Ma a voler andar dietro alle simbologie c’è forte il rischio di perdersi. Cioè di perdere di vista l’insieme, che ci appare invece come un grande polittico. Se dovessi racchiudere in una sola immagine questo spettacolo severo e giocoso com’è in fondo Liddell, spogliata dei cliché che le si attaccano addosso, mi viene in mente il grande trittico delle Tentazioni di Sant’Antonio di Hieronymus Bosch che sta a Lisbona, al Museu de arte antiga. Come davanti a quelle tavole, bisogna lasciare che lo sguardo percorra lo spazio, soffermandosi via via sui gruppi che si formano, sulle immagini più oniriche e deliranti, sulle scene che reclamano una sorta di autonomia dal quadro. A cominciare dallo spazio dove tutto avviene, una specie di laboratorio alchemico dove però la macchina che sferraglia su un tavolo è un’impastatrice e la materia coinvolta nella trasmutazione non è oro ma farina.
Ecco allora l’illusorio futuro anteriore evocato da una coppia di ritornanti (da un lontano passato o da un’altra galassia, chissà), nudi e rossi di pelle e con i tefillin, le scatolette con i brani della Torah allacciate alla fronte e al braccio, impegnati in un dialogo filosofico su spirito e materia – a confronto del tempo quotidiano di un bambino con la maschera da Guerre stellari, tanto per insinuare che di un immaginario cinematografico si tratta. O le gemelle bionde a cui lasciano il posto e che saltano e danzano facendo ruotare delle chitarre elettriche, vestite con un mantello che non nasconde un’avanzata gravidanza ma quando si solleva appare per un momento il ventre aperto a mostrare il feto come in certi modelli anatomici di secoli passati.
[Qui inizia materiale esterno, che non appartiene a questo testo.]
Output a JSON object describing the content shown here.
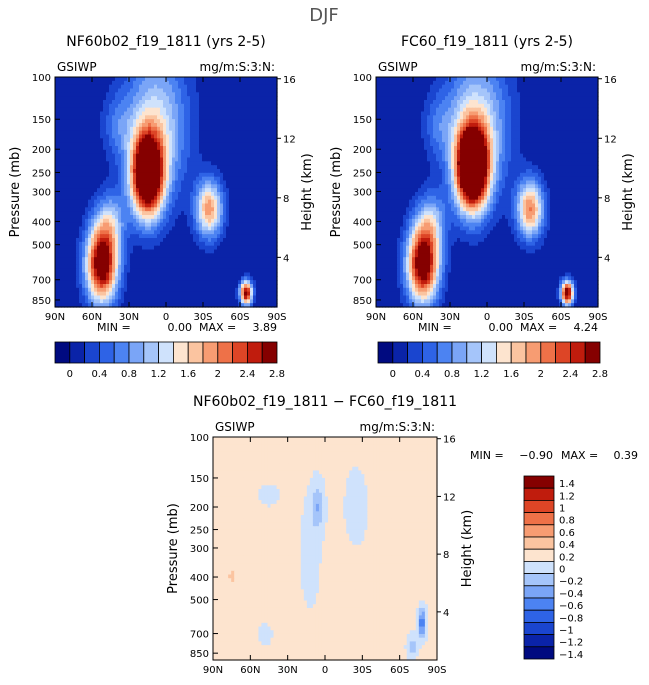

O il fucile kalashnikov che pure riappare in più mani, dal bambino alle due bionde che intanto si sono spogliate dell’abito e danzano insieme all’ebreo ortodosso una danza di gesti lenti e sinuosi, fuori sincrono col ritmo del vecchio 45 giri che canta: ma che freddo fa, versione Nada Malanima. O ancora il precipitare dall’alto del corpo appeso di un cavallo a otto zampe. La sposa velata. Un uomo privo dell’avambraccio. E quel mettere le mani in pasta, quel tirarne una sfoglia o disseminare grani su cui l’artefice in veste penitenziale avanza a piedi scalzi. E parafrasando Cechov, se sulla scena compare un sacco di farina prima o poi qualcuno finirà infarinato.
Per finire dove forse Angelica Liddell ci voleva portare, con il Messia di Haendel a introdurre il monologo dell’artefice sola di fronte alla platea a rinnovare il mito della madre assassina che da Medea arriva fino alle cronache dei nostri giorni. Ma assassina dei figli che non ha avuto. Ora tutto si è spento attorno a lei. Attorno alla sua presenza, bisognerebbe dire. Così unica nella scena contemporanea. E nuove parole prorompono in un flusso a rimettere insieme i frammenti del quadro, violente e angosciate. Come di fronte al dipinto del maestro olandese, anche Genesi 6, 6-7 chiede di girarci attorno, di non fermarsi lì davanti, per andare invece a vedere cosa sta dall’altra parte, sul retro grigio di quelle ante che chiudendosi impongono allo sguardo una diversa realtà.